@Informateur.info- Le scenario d’un soulèvement populaire se profile à l’horizon au Burkina Faso face à l’incapacité du régime à garantir la sécurité des Burkinabè et l’intégrité du territoire. Tous les ingrédients d’un départ de gré ou de force du président Kaboré semblent réunis depuis quelques semaines. Avec près d’un million et demi de déplacés internes et des morts civils et militaires qui se ramasse désormais à la pelle, l’exaspération du peuple a atteint son point culminant. On comprend donc les appels à la démission du chef suprême des armées pour incompétence notoire. Le ton a été donné, le 9 novembre dernier, par le Chef de file de l’opposition politique burkinabè (Cfop) qui menaçait en ces termes : «Si dans un mois des mesures urgentes ne sont pas prises pour faire face aux crises multiformes que traverse le Burkina Faso, l’opposition politique demandera la démission de Roch Marc Christian Kaboré et son gouvernement».
- Des soldats sous-équipés qu’on envoie à l’abattoir
Depuis cette mise en garde que certains ont vite fait de considérer comme du bluff, la situation sécuritaire n’a cessé d’empirer. Trois jours seulement après, 7 policiers du groupement des compagnies républicaines de sécurité de Dori ont été tués le 12 novembre en pleine mission de sécurisation. 48 heures après ce drame, une autre attaque d’un détachement de la gendarmerie faisait 53 morts à Inata dont 49 gendarmes. La dernière attaque date du 22 novembre dernier avec 9 gendarmes et 10 civils tués à Foubé.

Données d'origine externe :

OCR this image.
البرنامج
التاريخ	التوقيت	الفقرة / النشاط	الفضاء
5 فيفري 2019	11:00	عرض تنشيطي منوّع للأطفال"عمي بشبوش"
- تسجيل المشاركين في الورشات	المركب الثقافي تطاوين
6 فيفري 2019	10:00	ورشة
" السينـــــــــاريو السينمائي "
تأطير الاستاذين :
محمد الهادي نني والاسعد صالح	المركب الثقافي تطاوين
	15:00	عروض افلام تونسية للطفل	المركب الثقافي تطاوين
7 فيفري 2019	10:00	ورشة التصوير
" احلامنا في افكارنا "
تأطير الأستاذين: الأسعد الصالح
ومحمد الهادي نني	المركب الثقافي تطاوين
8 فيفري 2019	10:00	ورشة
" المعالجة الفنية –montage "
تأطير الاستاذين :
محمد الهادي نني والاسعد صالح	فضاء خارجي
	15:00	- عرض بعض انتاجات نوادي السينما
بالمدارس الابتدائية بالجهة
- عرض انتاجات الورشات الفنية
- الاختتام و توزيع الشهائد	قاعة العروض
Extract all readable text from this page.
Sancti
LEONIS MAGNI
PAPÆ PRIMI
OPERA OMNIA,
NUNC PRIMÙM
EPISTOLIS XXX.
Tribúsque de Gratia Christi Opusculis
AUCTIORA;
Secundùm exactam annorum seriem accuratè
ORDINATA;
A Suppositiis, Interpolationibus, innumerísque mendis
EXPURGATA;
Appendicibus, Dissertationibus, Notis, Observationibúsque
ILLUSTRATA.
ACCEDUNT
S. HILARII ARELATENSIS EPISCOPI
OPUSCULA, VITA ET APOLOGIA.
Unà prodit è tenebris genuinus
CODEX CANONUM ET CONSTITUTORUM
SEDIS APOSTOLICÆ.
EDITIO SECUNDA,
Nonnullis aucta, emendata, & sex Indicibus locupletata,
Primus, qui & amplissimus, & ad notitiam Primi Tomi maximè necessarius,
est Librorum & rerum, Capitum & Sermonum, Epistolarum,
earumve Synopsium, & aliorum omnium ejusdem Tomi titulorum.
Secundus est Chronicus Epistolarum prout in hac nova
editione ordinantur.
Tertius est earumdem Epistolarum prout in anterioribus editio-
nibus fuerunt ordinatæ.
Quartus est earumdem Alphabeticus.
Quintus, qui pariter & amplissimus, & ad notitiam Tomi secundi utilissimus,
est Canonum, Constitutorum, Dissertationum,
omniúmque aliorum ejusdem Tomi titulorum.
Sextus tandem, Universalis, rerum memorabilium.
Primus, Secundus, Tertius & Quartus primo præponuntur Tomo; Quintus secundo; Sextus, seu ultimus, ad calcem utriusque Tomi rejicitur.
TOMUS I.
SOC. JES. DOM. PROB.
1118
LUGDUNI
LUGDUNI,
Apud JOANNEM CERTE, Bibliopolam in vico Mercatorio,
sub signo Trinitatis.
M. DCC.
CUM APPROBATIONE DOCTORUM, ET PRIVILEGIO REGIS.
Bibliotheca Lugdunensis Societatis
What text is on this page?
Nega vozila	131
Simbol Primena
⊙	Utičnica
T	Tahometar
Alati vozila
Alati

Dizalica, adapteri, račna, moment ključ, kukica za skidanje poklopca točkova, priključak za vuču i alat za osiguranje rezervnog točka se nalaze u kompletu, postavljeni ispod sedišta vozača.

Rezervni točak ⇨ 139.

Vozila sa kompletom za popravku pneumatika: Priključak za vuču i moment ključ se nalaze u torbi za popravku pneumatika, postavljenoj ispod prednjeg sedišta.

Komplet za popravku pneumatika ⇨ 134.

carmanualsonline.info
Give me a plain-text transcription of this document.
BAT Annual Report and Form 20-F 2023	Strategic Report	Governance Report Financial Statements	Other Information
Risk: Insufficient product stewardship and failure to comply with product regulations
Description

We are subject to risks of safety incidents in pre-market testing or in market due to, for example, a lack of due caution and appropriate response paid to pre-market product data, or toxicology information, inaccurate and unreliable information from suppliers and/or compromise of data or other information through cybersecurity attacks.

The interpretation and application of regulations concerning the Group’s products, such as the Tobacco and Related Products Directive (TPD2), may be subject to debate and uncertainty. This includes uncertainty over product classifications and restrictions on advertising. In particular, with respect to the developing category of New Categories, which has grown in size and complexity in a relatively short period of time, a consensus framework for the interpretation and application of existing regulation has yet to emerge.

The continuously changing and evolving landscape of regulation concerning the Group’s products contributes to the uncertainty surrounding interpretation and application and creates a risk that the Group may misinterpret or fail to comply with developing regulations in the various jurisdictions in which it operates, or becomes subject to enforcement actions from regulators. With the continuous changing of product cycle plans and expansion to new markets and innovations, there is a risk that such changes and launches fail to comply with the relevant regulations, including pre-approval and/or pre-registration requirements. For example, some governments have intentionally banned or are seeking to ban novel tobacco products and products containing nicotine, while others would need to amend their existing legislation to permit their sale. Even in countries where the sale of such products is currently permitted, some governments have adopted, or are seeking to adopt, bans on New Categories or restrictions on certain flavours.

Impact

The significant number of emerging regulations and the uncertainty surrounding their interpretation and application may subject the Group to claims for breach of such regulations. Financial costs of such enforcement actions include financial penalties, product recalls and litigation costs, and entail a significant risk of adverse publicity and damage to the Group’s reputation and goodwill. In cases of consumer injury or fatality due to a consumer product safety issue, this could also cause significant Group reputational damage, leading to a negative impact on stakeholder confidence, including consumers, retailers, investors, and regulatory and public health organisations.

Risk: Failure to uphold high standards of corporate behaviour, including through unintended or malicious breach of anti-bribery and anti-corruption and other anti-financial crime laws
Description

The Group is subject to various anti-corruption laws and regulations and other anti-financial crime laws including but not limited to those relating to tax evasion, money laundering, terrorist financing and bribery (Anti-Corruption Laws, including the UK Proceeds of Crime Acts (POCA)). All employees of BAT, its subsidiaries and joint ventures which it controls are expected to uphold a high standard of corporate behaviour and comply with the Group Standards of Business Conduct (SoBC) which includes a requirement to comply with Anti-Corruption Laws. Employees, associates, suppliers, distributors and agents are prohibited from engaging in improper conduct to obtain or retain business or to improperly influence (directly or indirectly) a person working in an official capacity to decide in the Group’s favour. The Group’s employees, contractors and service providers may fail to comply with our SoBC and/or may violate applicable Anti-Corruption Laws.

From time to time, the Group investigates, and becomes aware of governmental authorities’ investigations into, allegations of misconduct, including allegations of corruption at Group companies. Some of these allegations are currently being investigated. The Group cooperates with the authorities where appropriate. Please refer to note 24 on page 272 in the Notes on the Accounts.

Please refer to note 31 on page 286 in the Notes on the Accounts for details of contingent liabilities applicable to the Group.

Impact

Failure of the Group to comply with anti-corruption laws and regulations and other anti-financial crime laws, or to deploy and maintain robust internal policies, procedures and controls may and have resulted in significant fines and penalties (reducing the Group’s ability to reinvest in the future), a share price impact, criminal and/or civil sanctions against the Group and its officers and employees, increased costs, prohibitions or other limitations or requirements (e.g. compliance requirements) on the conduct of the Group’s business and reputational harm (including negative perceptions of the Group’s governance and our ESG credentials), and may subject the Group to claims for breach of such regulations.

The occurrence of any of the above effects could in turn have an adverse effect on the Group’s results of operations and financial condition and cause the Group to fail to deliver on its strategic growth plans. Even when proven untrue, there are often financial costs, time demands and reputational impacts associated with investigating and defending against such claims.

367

A propos de l’attaque de Inata, le président du parti Sankariste, Me Bénéwendé Sankara, dont la formation politique fait partie de la majorité présidentielle a eu le recul nécessaire pour l’a qualité «d’attaque humiliante pour l’armée burkinabè». Comment 49 gendarmes appartenant à l’un des corps d‘élite de l’armée burkinabè ont pu être décimés de la sorte. C’est ici que le terme «humiliation» revêt tout son sens. Mais à l’analyse des faits rapportés, on ne peut pas reprocher aux pandores tués de n’avoir pas livré bataille. Bien que déterminés à défendre le pays, ils étaient sous-équipés et affamés face un ennemi qui était très bien renseigné. Ce qui est impardonnable pour un pays en état de guerre depuis au moins six ans.
- 79 soldats et civils tués en 10 jours
Toujours est-il que les faits ne plaident pas en faveur du régime qui semble être dépassé par les évènements. Six ans d’insécurité, six ans d’incompétence, ça fini forcement par révolter même les plus pacifistes. C’est le sens de la grogne et des manifestations qui se préparent au Burkina pour exiger le départ de Roch Marc Christian Kaboré. Deux présidents Burkinabè, faut-il le rappeler, ont déjà été chassés du pouvoir. Maurice Yaméogo en 1966 et Blaise Compaoré en 2014. Le régime de Roch Kaboré survivra-t-il à ce ras-le-bol général ou sera-t-il le troisième de l’histoire du Burkina à partir par la rue? Les regards sont tournés vers le peuple burkinabè.